Growing vegetables in your garden during winter is no walk in the park. Frosty mornings and the lack of warm sun is enough to deter healthy plants from thriving. To help keep your thumbs green in the cold (instead of blue with cold), local gardening expert and leading horticulturalist, Tracey Bool, shares her top tips for winter gardening.
“Firstly, at this time of year it’s difficult to grow vegetables. Ideally, with winter vegetables, you’ll start growing seeds in February or March.
“Hearty vegetables like broccoli and cauliflower are great to grow, and you can transplant artichoke and asparagus, sow seeds of broad beans and peas, and you can transplant seedlings of silverbeet and spinach.
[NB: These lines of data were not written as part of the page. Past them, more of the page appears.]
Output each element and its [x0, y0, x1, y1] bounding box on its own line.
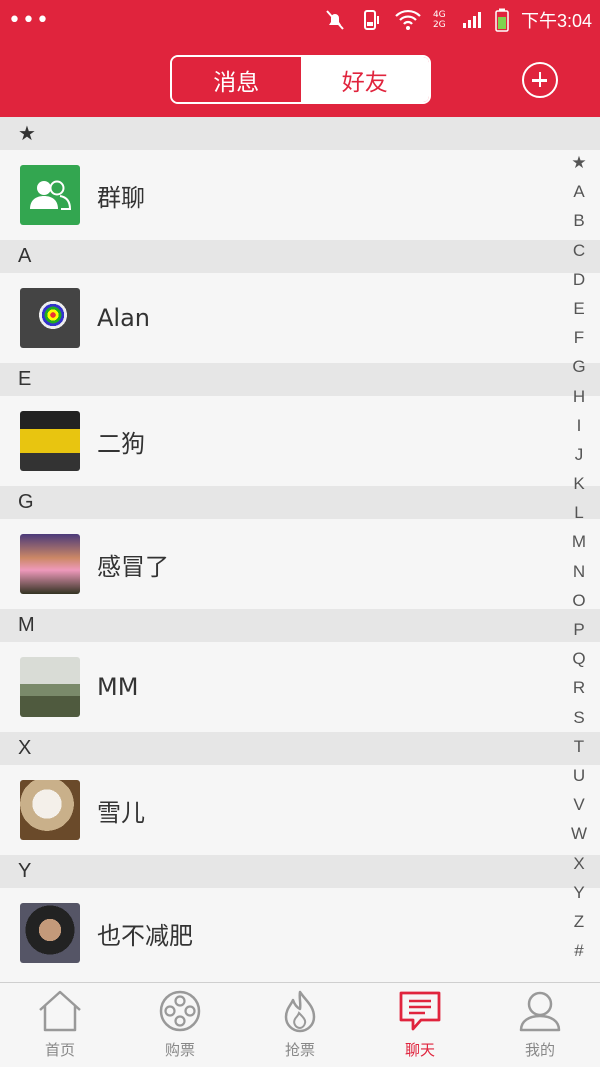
avatar	[20, 657, 80, 717]
tab-home[interactable]: 首页	[0, 983, 120, 1067]
tab-buy-tickets[interactable]: 购票	[120, 983, 240, 1067]
list-item-group-chat[interactable]: 群聊	[0, 150, 600, 240]
status-time: 下午3:04	[520, 11, 592, 31]
index-letter[interactable]: B	[568, 206, 590, 235]
user-icon	[519, 991, 561, 1032]
contact-name: 群聊	[97, 183, 145, 212]
contact-name: MM	[97, 673, 139, 701]
contact-name: 也不减肥	[97, 921, 193, 950]
contact-name: Alan	[97, 304, 151, 332]
index-letter[interactable]: Q	[568, 644, 590, 673]
index-letter[interactable]: C	[568, 236, 590, 265]
index-letter[interactable]: #	[568, 936, 590, 965]
tab-grab-tickets[interactable]: 抢票	[240, 983, 360, 1067]
signal-icon	[462, 12, 481, 28]
list-item-contact[interactable]: 雪儿	[0, 765, 600, 855]
index-letter[interactable]: R	[568, 673, 590, 702]
index-letter[interactable]: V	[568, 790, 590, 819]
tab-label: 聊天	[404, 1041, 435, 1059]
section-header-a: A	[0, 240, 600, 273]
index-letter[interactable]: F	[568, 323, 590, 352]
index-letter[interactable]: L	[568, 498, 590, 527]
index-letter[interactable]: D	[568, 265, 590, 294]
avatar	[20, 288, 80, 348]
network-type: 4G 2G	[432, 10, 446, 30]
avatar	[20, 534, 80, 594]
group-chat-icon	[20, 165, 80, 225]
index-letter[interactable]: ★	[568, 148, 590, 177]
list-item-contact[interactable]: 二狗	[0, 396, 600, 486]
flame-icon	[284, 990, 316, 1033]
bottom-tab-bar: 首页 购票 抢票 聊天 我的	[0, 982, 600, 1067]
index-letter[interactable]: P	[568, 615, 590, 644]
message-friend-switch: 消息 好友	[170, 55, 431, 104]
index-letter[interactable]: Y	[568, 878, 590, 907]
battery-icon	[495, 8, 509, 32]
index-letter[interactable]: E	[568, 294, 590, 323]
contact-list: ★ 群聊 A Alan E 二狗 G 感冒了 M MM X 雪儿 Y 也不减肥	[0, 117, 600, 978]
avatar	[20, 903, 80, 963]
tab-label: 首页	[44, 1041, 75, 1059]
contact-name: 二狗	[97, 429, 145, 458]
index-letter[interactable]: A	[568, 177, 590, 206]
header-bar: ••• 4G 2G 下午3:04 消息 好友	[0, 0, 600, 117]
avatar	[20, 780, 80, 840]
section-header-y: Y	[0, 855, 600, 888]
index-letter[interactable]: J	[568, 440, 590, 469]
tab-label: 抢票	[284, 1041, 315, 1059]
index-letter[interactable]: N	[568, 557, 590, 586]
tab-chat[interactable]: 聊天	[360, 983, 480, 1067]
silent-mode-icon	[326, 10, 344, 30]
alphabet-index-bar[interactable]: ★ A B C D E F G H I J K L M N O P Q R S T U V W X Y Z #	[568, 148, 590, 965]
list-item-contact[interactable]: MM	[0, 642, 600, 732]
contact-name: 雪儿	[97, 798, 145, 827]
vibrate-icon	[363, 10, 379, 30]
list-item-contact[interactable]: 感冒了	[0, 519, 600, 609]
index-letter[interactable]: M	[568, 527, 590, 556]
add-friend-button[interactable]	[522, 62, 558, 98]
section-header-x: X	[0, 732, 600, 765]
section-header-star: ★	[0, 117, 600, 150]
index-letter[interactable]: K	[568, 469, 590, 498]
list-item-contact[interactable]: 也不减肥	[0, 888, 600, 978]
tab-messages[interactable]: 消息	[172, 57, 301, 102]
index-letter[interactable]: W	[568, 819, 590, 848]
film-reel-icon	[159, 990, 201, 1032]
index-letter[interactable]: Z	[568, 907, 590, 936]
wifi-icon	[395, 9, 421, 30]
index-letter[interactable]: S	[568, 703, 590, 732]
contact-name: 感冒了	[97, 552, 169, 581]
index-letter[interactable]: H	[568, 382, 590, 411]
status-bar: ••• 4G 2G 下午3:04	[0, 0, 600, 40]
tab-friends[interactable]: 好友	[300, 57, 429, 102]
index-letter[interactable]: U	[568, 761, 590, 790]
section-header-g: G	[0, 486, 600, 519]
avatar	[20, 411, 80, 471]
list-item-contact[interactable]: Alan	[0, 273, 600, 363]
tab-label: 我的	[524, 1041, 555, 1059]
index-letter[interactable]: T	[568, 732, 590, 761]
index-letter[interactable]: X	[568, 849, 590, 878]
notification-dots-icon: •••	[8, 8, 50, 33]
tab-mine[interactable]: 我的	[480, 983, 600, 1067]
section-header-m: M	[0, 609, 600, 642]
chat-bubble-icon	[399, 991, 441, 1031]
index-letter[interactable]: G	[568, 352, 590, 381]
section-header-e: E	[0, 363, 600, 396]
home-icon	[39, 990, 81, 1032]
tab-label: 购票	[164, 1041, 195, 1059]
index-letter[interactable]: I	[568, 411, 590, 440]
index-letter[interactable]: O	[568, 586, 590, 615]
“It’s important to remember that if you purchase seedings from a nursery, you will need to climatise them before planting. To do that, you just have to get them used to the local conditions for about a week or so before you plant them out.
“For existing produce that’s been established, you can put a liquid organic fertiliser on them every fortnight to keep them ticking over during winter.
“For frost-sensitive plants, or ones planted a bit later in the season, you can put temporary ‘cloches’ on them – like a frost cloth. Just cut the bottom off a soft drink container and put it on top of them.
“With citrus plants, if you have them in pots you can move them somewhere a bit more protected, like a courtyard. There’s not a lot you can do during the middle of winter except put up protection for some plants, use fertiliser every couple of weeks, and top dress existing garden beds with organic matter. That final layer helps to feed the soil and the plants.”
“Good plants to grow are philodendrons, anthuriums, and sphathiphyllums. Indoor plants need less water than they would usually in summer, and they don’t need too much attention. Dusting the leaves is good to do and you can use liquid fertiliser designed for indoor plants, which isn’t too strong.
“You can have trouble with fungus gnats at this time of year – it’s quite common. To keep them under control, try not to overwater your plants and definitely do not sit them in water. You can remove the top bit of potting mix and replace it, as that’s where their seeds are and they breed in the surface. Or put a small pebble layer on top of your pot.
“Hardy plants are your best chance during winter, whether they’re veggies or ornamental, but don’t plant anything other than hardy plants. But generally, I’d say avoid planting until it starts to warm up in the spring.
“Winter is a good opportunity for cleaning and maintenance, and sharpening tools. I’d recommend you go and talk to your local nursery for advice before you go planting.”